Was wir von einem DLC erwarten und was wir im Gegenzug bekommen, geht selten Hand in Hand. Eigentlich verhalten sie sich eher wie kleine, bockige Vettern, die sich nicht riechen können, aber gezwungen werden, miteinander zu spielen. Haare ziehen, kneifen, beißen, schlagen, petzen; einfach nur fies sein. Einer von den Verwandten halt, dessen Bekanntschaft einen beim ersten Mal noch deprimiert, aber schon beim zweiten Treffen rollt man genervt die Augen. Beim Dritten hat man schon aufgegeben und stellt sich bereits im Vorfeld auf den Hass ein. Und beim vierten Treffen... Bringt die Familie eure bezaubernde Cousine mit. Lustig, clever, bildschön und die Tochter ihrer bezaubernden Mutter. Klingt komisch? Aber so steht es geschrieben.
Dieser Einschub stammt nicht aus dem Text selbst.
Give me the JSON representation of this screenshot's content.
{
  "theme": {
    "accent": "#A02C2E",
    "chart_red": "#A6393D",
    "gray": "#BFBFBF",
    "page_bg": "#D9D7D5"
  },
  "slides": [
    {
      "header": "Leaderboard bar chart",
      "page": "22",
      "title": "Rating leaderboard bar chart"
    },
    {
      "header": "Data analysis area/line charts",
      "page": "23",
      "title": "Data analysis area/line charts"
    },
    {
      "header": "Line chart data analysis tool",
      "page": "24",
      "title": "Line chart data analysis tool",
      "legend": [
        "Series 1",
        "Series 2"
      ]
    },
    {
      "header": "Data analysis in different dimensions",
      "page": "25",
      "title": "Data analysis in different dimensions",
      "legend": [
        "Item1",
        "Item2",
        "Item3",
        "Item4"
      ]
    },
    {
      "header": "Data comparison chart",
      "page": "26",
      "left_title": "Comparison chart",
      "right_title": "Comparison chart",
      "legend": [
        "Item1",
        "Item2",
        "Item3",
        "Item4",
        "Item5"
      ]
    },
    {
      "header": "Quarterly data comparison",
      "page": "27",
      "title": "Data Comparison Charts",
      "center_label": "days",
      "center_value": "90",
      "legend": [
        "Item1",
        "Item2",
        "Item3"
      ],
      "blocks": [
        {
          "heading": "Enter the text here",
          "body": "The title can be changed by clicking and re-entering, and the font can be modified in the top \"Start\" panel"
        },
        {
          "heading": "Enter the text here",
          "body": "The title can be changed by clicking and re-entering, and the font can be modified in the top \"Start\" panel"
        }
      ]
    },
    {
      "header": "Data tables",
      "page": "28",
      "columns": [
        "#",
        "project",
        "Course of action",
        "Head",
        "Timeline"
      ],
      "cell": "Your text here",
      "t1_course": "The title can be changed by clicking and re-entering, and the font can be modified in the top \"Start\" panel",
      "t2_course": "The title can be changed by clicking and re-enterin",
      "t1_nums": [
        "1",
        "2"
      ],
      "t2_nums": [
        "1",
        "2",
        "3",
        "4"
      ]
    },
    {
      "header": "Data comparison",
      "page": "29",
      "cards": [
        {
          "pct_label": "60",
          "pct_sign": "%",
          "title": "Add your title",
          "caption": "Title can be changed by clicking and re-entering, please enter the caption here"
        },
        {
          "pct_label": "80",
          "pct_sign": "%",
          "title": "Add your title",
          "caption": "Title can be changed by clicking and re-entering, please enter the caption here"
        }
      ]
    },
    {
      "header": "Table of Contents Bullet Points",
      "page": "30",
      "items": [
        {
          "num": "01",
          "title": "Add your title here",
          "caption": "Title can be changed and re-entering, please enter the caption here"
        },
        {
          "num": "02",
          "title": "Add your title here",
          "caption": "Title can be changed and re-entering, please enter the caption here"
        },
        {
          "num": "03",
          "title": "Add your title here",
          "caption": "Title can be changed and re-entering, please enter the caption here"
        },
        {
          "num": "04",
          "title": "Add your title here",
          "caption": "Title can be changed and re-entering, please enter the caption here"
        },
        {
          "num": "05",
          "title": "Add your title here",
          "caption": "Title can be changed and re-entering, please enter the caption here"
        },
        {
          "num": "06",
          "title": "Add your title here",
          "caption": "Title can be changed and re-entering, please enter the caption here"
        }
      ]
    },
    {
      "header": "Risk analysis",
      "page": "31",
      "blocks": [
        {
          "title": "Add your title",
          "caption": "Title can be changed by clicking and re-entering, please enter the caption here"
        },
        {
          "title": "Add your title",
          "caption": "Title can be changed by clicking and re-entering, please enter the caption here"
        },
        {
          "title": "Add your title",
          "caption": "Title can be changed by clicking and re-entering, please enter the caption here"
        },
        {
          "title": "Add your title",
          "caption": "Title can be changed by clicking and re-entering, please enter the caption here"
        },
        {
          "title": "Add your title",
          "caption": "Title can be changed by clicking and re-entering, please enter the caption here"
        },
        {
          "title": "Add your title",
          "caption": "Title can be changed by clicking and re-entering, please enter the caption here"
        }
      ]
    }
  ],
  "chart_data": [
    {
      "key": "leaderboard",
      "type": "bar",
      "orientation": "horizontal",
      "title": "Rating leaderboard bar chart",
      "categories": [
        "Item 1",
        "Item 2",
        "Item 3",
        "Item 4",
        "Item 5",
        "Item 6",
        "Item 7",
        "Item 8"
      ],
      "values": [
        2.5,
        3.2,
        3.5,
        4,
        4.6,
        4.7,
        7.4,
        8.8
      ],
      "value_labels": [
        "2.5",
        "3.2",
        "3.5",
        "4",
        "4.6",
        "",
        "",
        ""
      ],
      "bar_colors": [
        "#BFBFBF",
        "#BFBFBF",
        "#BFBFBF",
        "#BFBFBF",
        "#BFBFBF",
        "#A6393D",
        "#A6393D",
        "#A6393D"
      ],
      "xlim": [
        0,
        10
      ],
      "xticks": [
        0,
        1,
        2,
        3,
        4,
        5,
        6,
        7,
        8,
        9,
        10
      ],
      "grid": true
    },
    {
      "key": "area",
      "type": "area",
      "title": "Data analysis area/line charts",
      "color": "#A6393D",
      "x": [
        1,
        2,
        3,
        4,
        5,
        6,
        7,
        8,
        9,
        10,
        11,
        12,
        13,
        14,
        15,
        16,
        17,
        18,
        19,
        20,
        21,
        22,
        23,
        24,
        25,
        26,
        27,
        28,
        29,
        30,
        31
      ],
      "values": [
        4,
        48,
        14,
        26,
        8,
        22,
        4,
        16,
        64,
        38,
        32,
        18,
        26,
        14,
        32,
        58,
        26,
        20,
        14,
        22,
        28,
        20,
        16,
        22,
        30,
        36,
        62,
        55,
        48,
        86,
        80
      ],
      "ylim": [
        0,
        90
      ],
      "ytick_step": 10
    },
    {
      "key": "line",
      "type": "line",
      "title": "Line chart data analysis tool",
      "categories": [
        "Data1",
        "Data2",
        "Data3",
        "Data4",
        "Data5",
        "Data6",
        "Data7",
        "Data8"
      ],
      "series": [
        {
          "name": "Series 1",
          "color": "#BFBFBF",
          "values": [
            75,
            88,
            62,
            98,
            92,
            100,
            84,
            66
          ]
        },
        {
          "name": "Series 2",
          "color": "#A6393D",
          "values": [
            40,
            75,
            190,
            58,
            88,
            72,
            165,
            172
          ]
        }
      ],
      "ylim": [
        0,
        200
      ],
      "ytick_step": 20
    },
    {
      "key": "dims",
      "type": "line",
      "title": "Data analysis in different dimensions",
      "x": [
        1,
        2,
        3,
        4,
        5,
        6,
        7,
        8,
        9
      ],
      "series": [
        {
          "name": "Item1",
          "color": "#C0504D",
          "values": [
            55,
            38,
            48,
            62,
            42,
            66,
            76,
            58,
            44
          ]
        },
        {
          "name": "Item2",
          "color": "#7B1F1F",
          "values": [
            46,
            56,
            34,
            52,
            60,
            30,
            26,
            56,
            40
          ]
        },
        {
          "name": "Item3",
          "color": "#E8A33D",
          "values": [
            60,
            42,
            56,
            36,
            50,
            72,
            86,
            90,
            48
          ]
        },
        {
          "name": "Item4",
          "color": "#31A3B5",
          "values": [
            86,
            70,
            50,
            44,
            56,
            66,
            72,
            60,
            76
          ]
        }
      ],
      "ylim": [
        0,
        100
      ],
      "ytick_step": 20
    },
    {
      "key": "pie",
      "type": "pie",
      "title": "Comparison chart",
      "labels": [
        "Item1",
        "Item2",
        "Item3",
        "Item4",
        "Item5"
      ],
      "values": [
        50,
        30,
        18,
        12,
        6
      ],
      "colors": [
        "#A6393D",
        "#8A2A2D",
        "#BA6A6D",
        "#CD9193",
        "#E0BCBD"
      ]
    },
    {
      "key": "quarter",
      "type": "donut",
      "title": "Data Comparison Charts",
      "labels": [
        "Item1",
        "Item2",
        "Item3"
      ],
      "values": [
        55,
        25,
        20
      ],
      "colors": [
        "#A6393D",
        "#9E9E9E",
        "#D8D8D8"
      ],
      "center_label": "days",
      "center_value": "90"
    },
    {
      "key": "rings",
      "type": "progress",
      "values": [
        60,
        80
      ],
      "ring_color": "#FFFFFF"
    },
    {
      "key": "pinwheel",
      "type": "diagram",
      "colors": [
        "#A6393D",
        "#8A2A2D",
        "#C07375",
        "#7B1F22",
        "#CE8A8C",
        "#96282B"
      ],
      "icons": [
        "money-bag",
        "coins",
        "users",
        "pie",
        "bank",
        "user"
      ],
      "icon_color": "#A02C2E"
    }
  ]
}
The Witcher 3: Hearts of Stone - Deutscher Trailer

Die Meister des Erzählens

Dieser DLC, dieses bezaubernde, clevere Ding, ist in dem Fall – na, ihr habt es doch schon erraten - „Hearts of Stone“ für „The Witcher 3“. Es ist die Art von Zusatz-Content, die wir uns schon lange gewünscht haben. Nicht zu abgehoben, nicht daran interessiert, auf Gedeih und Verderb cool zu wirken und mutig genug, Action einfach einmal Action sein zu lassen und sich stattdessen auf das große Ganze zu konzentrieren. Eine Geschichte zu erzählen und darauf zu achten, dies im richtigen Stil und im richtigen Tempo zu tun.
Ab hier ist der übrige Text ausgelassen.